Le contó a Curtis lo de la naranja y la manivela arrojadas contra su coche.

– ¿Ha presentado denuncia?

– No, no lo he hecho -confesó Mitch, sacando la cartera-. Pero guardo el comprobante del recambio del parabrisas.

Curtis echó una ojeada al recibo.

– ¿Cómo sabe que fue uno de ellos?

– ¿La segunda vez? Estaba en un restaurante chino, a unas manzanas de aquí. Debieron reconocerme.

– ¿Tiene todavía la manivela?

– Sí, en efecto, la tengo. En el maletero del coche. ¿Quiere que vaya por ella?

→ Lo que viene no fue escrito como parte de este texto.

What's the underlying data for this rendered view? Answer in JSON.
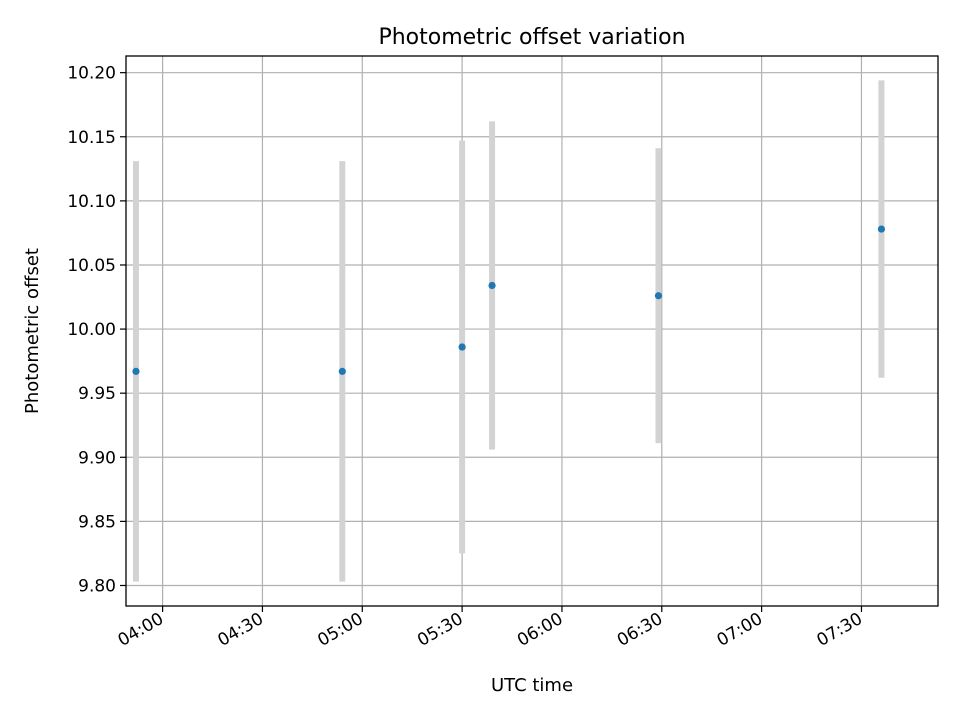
{
  "chart_data": {
    "type": "scatter",
    "title": "Photometric offset variation",
    "xlabel": "UTC time",
    "ylabel": "Photometric offset",
    "x_ticks": [
      "04:00",
      "04:30",
      "05:00",
      "05:30",
      "06:00",
      "06:30",
      "07:00",
      "07:30"
    ],
    "y_ticks": [
      "9.80",
      "9.85",
      "9.90",
      "9.95",
      "10.00",
      "10.05",
      "10.10",
      "10.15",
      "10.20"
    ],
    "xlim": [
      "03:49",
      "07:53"
    ],
    "ylim": [
      9.784,
      10.213
    ],
    "grid": true,
    "marker_color": "#1f77b4",
    "errorbar_color": "#d3d3d3",
    "points": [
      {
        "x": "03:52",
        "y": 9.967,
        "err": 0.164
      },
      {
        "x": "04:54",
        "y": 9.967,
        "err": 0.164
      },
      {
        "x": "05:30",
        "y": 9.986,
        "err": 0.161
      },
      {
        "x": "05:39",
        "y": 10.034,
        "err": 0.128
      },
      {
        "x": "06:29",
        "y": 10.026,
        "err": 0.115
      },
      {
        "x": "07:36",
        "y": 10.078,
        "err": 0.116
      }
    ]
  }
}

– No. Prefiero mandar a recogerla a alguien del laboratorio. Por si hay alguna huella. -Curtis dobló la fotografía y estaba a punto de guardársela en el bolsillo interior de la chaqueta cuando se le ocurrió una idea-. Hay cámaras montadas en la fachada del edificio, ¿verdad?

– Varias -confirmó Mitch.

– ¿Puede sacar un primer plano de esos chicos, ahora mismo?

– Nada más fácil -dijo Beech.

Volvieron a la sala de informática. Beech se sentó y tocó con el dedo el icono de una cámara de vídeo al final de la pantalla.

En cuestión de segundos la cámara hizo un barrido por las caras de una docena de chinos.

– No entiendo por qué insisten tanto -comentó Beech.

– Estamos en un país libre -le recordó Curtis-, aunque aquí dentro no se note.

Beech lanzó al policía una mirada perpleja, como preguntándose por qué alguien tan tolerante como él trabajaba en la policía de Los Ángeles.

– Ese de ahí -señaló Mitch-. El del megáfono. ¿No es el mismo de la fotografía?

Curtis comparó la imagen de la impresión del ordenador con la del joven chino que aparecía en pantalla.

– Sí. Es él, justamente.

– Qué raro que haya vuelto, ¿no? -dijo Mitch-. Suponiendo que tuviera algo que ver con el crimen.

– No tanto como parece -repuso Curtis-. Y, además, todavía no es más que una mera suposición.

– ¿Qué va a hacer?

– Hablar con él. A ver qué dice. ¿Quién sabe? A lo mejor canta de plano.

El policía que vigilaba la manifestación ya parecía cansado, pese a que sólo eran las once de la mañana. Curtis le mostró su identificación y luego, cogiéndolo del brazo, lo llevó unos metros más allá.

– ¿Se ha enterado de lo que ha ocurrido ahí dentro?